Apart from Ruth goes unspoken, because Harry has already told them, after a look from Adam which had implied that if he didn't, he would, in the same matter-of-fact way that he did most things, that he and Ruth were together. The reaction a positive one as Colin had shaken his hand, but not before looking at Malcolm who had raised his hands by way of an apology, Zaf who had pretended to be devastated and Jo who had just hugged Ruth.

.

'So why didn't you confront Juliet about that call when she first came back? When she tried to blackmail you?' Ruth asked him when she was pulling on some warm socks, because the temperature outside had suddenly plummeted. Unlike the temperature in her bedroom which had risen to all new heights in the last half hour, which meant that they were running late to meet Adam and Wes.

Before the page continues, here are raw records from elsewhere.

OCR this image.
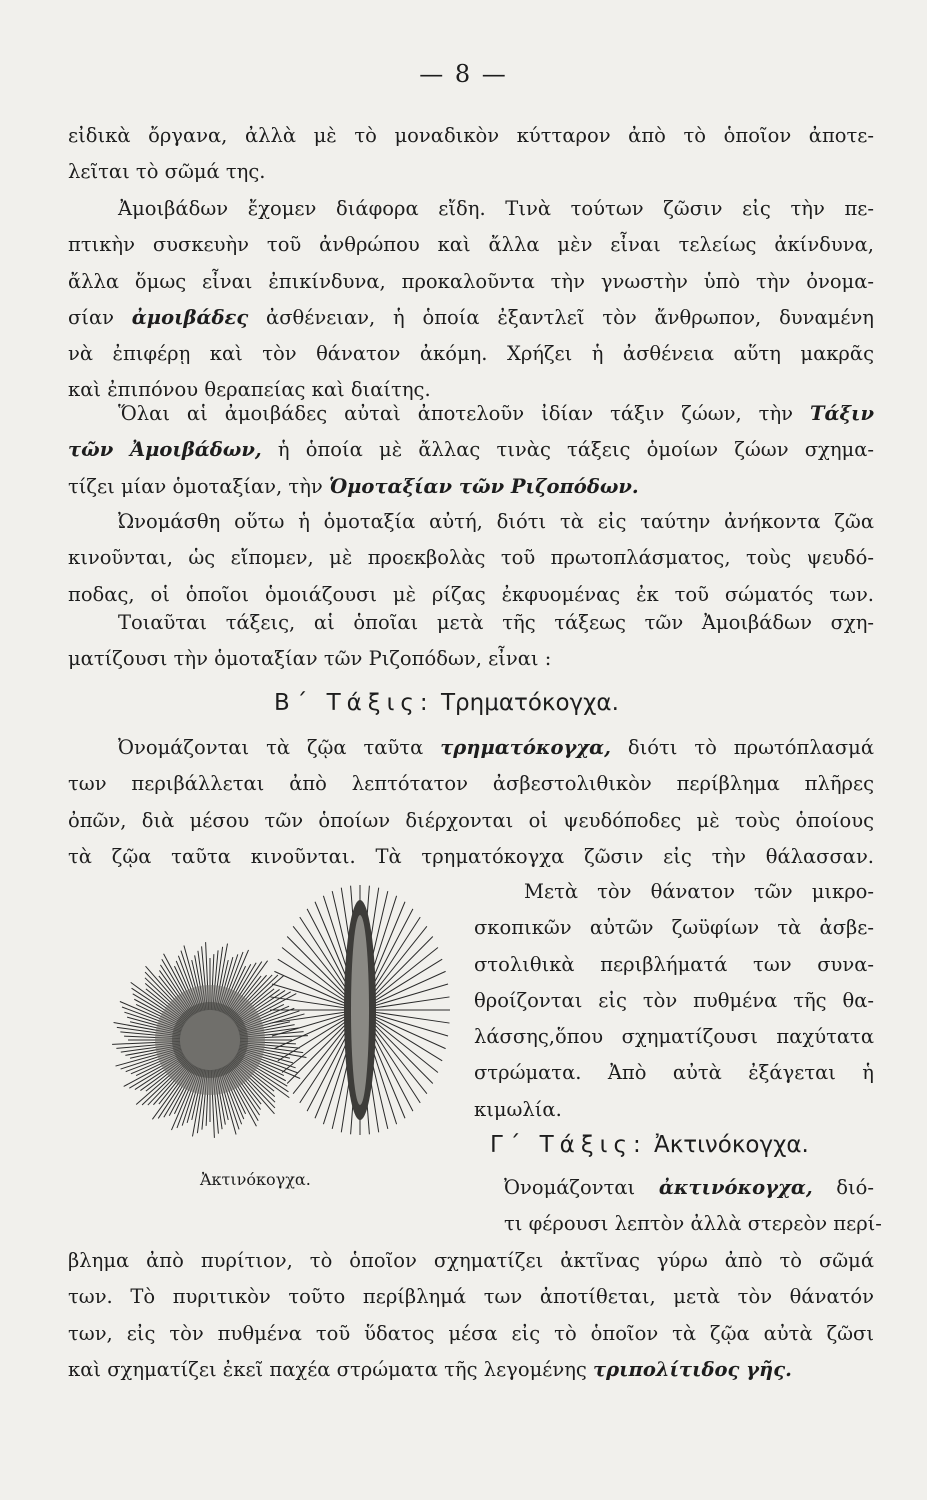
— 8 —
εἰδικὰ ὄργανα, ἀλλὰ μὲ τὸ μοναδικὸν κύτταρον ἀπὸ τὸ ὁποῖον ἀποτε-
λεῖται τὸ σῶμά της.
Ἀμοιβάδων ἔχομεν διάφορα εἴδη. Τινὰ τούτων ζῶσιν εἰς τὴν πε-
πτικὴν συσκευὴν τοῦ ἀνθρώπου καὶ ἄλλα μὲν εἶναι τελείως ἀκίνδυνα,
ἄλλα ὅμως εἶναι ἐπικίνδυνα, προκαλοῦντα τὴν γνωστὴν ὑπὸ τὴν ὀνομα-
σίαν ἀμοιβάδες ἀσθένειαν, ἡ ὁποία ἐξαντλεῖ τὸν ἄνθρωπον, δυναμένη
νὰ ἐπιφέρῃ καὶ τὸν θάνατον ἀκόμη. Χρήζει ἡ ἀσθένεια αὕτη μακρᾶς
καὶ ἐπιπόνου θεραπείας καὶ διαίτης.
Ὅλαι αἱ ἀμοιβάδες αὐταὶ ἀποτελοῦν ἰδίαν τάξιν ζώων, τὴν Τάξιν
τῶν Ἀμοιβάδων, ἡ ὁποία μὲ ἄλλας τινὰς τάξεις ὁμοίων ζώων σχημα-
τίζει μίαν ὁμοταξίαν, τὴν Ὁμοταξίαν τῶν Ριζοπόδων.
Ὠνομάσθη οὕτω ἡ ὁμοταξία αὐτή, διότι τὰ εἰς ταύτην ἀνήκοντα ζῶα
κινοῦνται, ὡς εἴπομεν, μὲ προεκβολὰς τοῦ πρωτοπλάσματος, τοὺς ψευδό-
ποδας, οἱ ὁποῖοι ὁμοιάζουσι μὲ ρίζας ἐκφυομένας ἐκ τοῦ σώματός των.
Τοιαῦται τάξεις, αἱ ὁποῖαι μετὰ τῆς τάξεως τῶν Ἀμοιβάδων σχη-
ματίζουσι τὴν ὁμοταξίαν τῶν Ριζοπόδων, εἶναι :
Β΄ Τάξις: Τρηματόκογχα.
Ὀνομάζονται τὰ ζῷα ταῦτα τρηματόκογχα, διότι τὸ πρωτόπλασμά
των περιβάλλεται ἀπὸ λεπτότατον ἀσβεστολιθικὸν περίβλημα πλῆρες
ὀπῶν, διὰ μέσου τῶν ὁποίων διέρχονται οἱ ψευδόποδες μὲ τοὺς ὁποίους
τὰ ζῷα ταῦτα κινοῦνται. Τὰ τρηματόκογχα ζῶσιν εἰς τὴν θάλασσαν.
Ἀκτινόκογχα.
Μετὰ τὸν θάνατον τῶν μικρο-
σκοπικῶν αὐτῶν ζωϋφίων τὰ ἀσβε-
στολιθικὰ περιβλήματά των συνα-
θροίζονται εἰς τὸν πυθμένα τῆς θα-
λάσσης,ὅπου σχηματίζουσι παχύτατα
στρώματα. Ἀπὸ αὐτὰ ἐξάγεται ἡ
κιμωλία.
Γ΄ Τάξις: Ἀκτινόκογχα.
Ὀνομάζονται ἀκτινόκογχα, διό-
τι φέρουσι λεπτὸν ἀλλὰ στερεὸν περί-
βλημα ἀπὸ πυρίτιον, τὸ ὁποῖον σχηματίζει ἀκτῖνας γύρω ἀπὸ τὸ σῶμά
των. Τὸ πυριτικὸν τοῦτο περίβλημά των ἀποτίθεται, μετὰ τὸν θάνατόν
των, εἰς τὸν πυθμένα τοῦ ὕδατος μέσα εἰς τὸ ὁποῖον τὰ ζῷα αὐτὰ ζῶσι
καὶ σχηματίζει ἐκεῖ παχέα στρώματα τῆς λεγομένης τριπολίτιδος γῆς.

'Because it had reached the point in time when I was building up to telling you - 'that you love me' said Ruth finishing the sentence for him. A bizarre way to say the words that up until now have been hanging in the air and at a time when he was pulling a jumper over his head so his voice was muffled.

'Do I?'

'I jolly well hope so, because I love you,' Ruth told the face that lived behind her eyes, when it popped out to smile at her, in a way that suggested he really didn't want to be going to watch dogs racing around a track and that his earlier suggestion that they share a bath, which meant that they'd have to go back to his house because Ruth didn't have one, would be far more pleasurable.

Put on hold in favour of something, or more importantly someone who had told his dad that he wanted to meet Uncle Harry's girlfriend.

During what turned out to be an evening, that changed Ruth's perception of Harry, not as a man, nothing would ever shake her from her firm belief that whatever he did in the future would make her love him any less than she did now, but as the father he still had the potential to be. Not only because she'd seen how he'd reacted when she'd told him that Catherine wasn't the agent for the November Committee, but because out there somewhere, was a young man who was still refusing to speak to his father.

Years older that Wes was and whether Harry was compensating she didn't know and didn't really care, as she watched him put his arm around Wes's shoulders. Promising him 'that they could have another go on the dogs' and 'yes', with a quick look at her to confirm it, that they'd pick up fish and chips on their way home.